Nós, cidadãos de fora das revistas em quadrinhos, vivemos também em nossas bolhas de realidade. Mas uma das diferenças é que elas são muitas para nós. Exercemos o papel de nossa profissão, de nossa posição dentro de uma comunidade religiosa,  no dojo onde praticamos artes marciais, na faculdade e dentro da família.

Uma pessoa que escolhe (não exatamente é uma escolha, mas uma situação que pode surgir para além da nossa vontade, como consequência de nossas ações impensadas) um desses papéis sociais para que seja único, pode estar em sérios apuros. Conheço indivíduos que parecem viver para o trabalho. No trabalho, eles só falam sobre trabalho, não dão uma pausa saudável nas atividades, desempenham-nas freneticamente (curiosamente, as únicas pausas que dão são para fumar – o que também não é exatamente dar um tempo, mas se apegar a outra coisa que exerce mais controle sobre o indivíduo do que o indivíduo sobre ela; uma troca de apegos).

Carrie Mathison, protagonista da série Homeland, é boa demais no que faz para dar atenção à irmã e aos sobrinhos; ou então, seu trabalho, por mais importante que seja, já corroeu toda sua personalidade a ponto de só sobrar a Carrie profissional, agente da CIA. 
É comum visualizar isso em funcionários que estão prestes a se aposentar. Se eles não tem mais nada o que fazer da vida (usar essas palavras é curioso, já que costumamos usar para nos referir a quem não quer trabalhar ou fazer algo produtivo, não para quem quer trabalhar compulsivamente), ficam aterrorizados frente à perspectiva de que em breve terão de ficar em casa, cuidar de suas próprias coisas, viajar e etc.

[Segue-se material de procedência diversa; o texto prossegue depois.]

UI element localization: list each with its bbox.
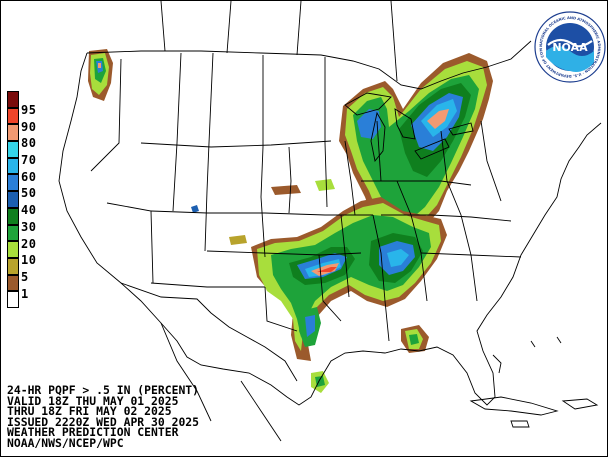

Então, passam a fazer uma carga horária excessiva, querem pegar trabalho que não faz parte de suas atribuições; em suma, quer se mostrar útil de qualquer forma.

O paralelo com a vida de Frank Castle é forte. O que aconteceria com esse indivíduo perturbado, se alcançasse seu objetivo? O que seria de Frank se conseguisse fazer mingau de todos os meliantes da Terra? Dependendo de seu grau de desequilíbrio, poderia ficar numa espécie de êxtase, com a sensação intensa de dever cumprido. Ou poderia descambar para uma depressão profunda, vivendo num mundo onde não há mais nada para ele. É como com o trabalhador compulsivo que perde seu trabalho por algum motivo, seja por aposentadoria ou depressão. Só que nesse âmbito, a sensação boa do dever cumprido pode nunca chegar, pois o trabalho não estaria terminado de fato, somente outra pessoa estaria em seu lugar; e também, o papel do profissional era o único existente, se não pode mais ser o profissional, a vida não tem sentido.

Por isso é preciso que diversifiquemos a nossa vida, por mais que enfatizemos um de seus aspectos. Costumamos olhar para nossas bolhas de realidade de uma maneira crítica, como se elas fossem um estorvo, uma vida artificial. Dependendo de sua relação com elas, podem ser mesmo. Mas temos de segui las, temos de usá-las, não tem jeito. Precisamos delas para agir no mundo. E, ao mesmo tempo [e isso é perturbadoramente complicado, de tão simples], precisamos enxergar além delas.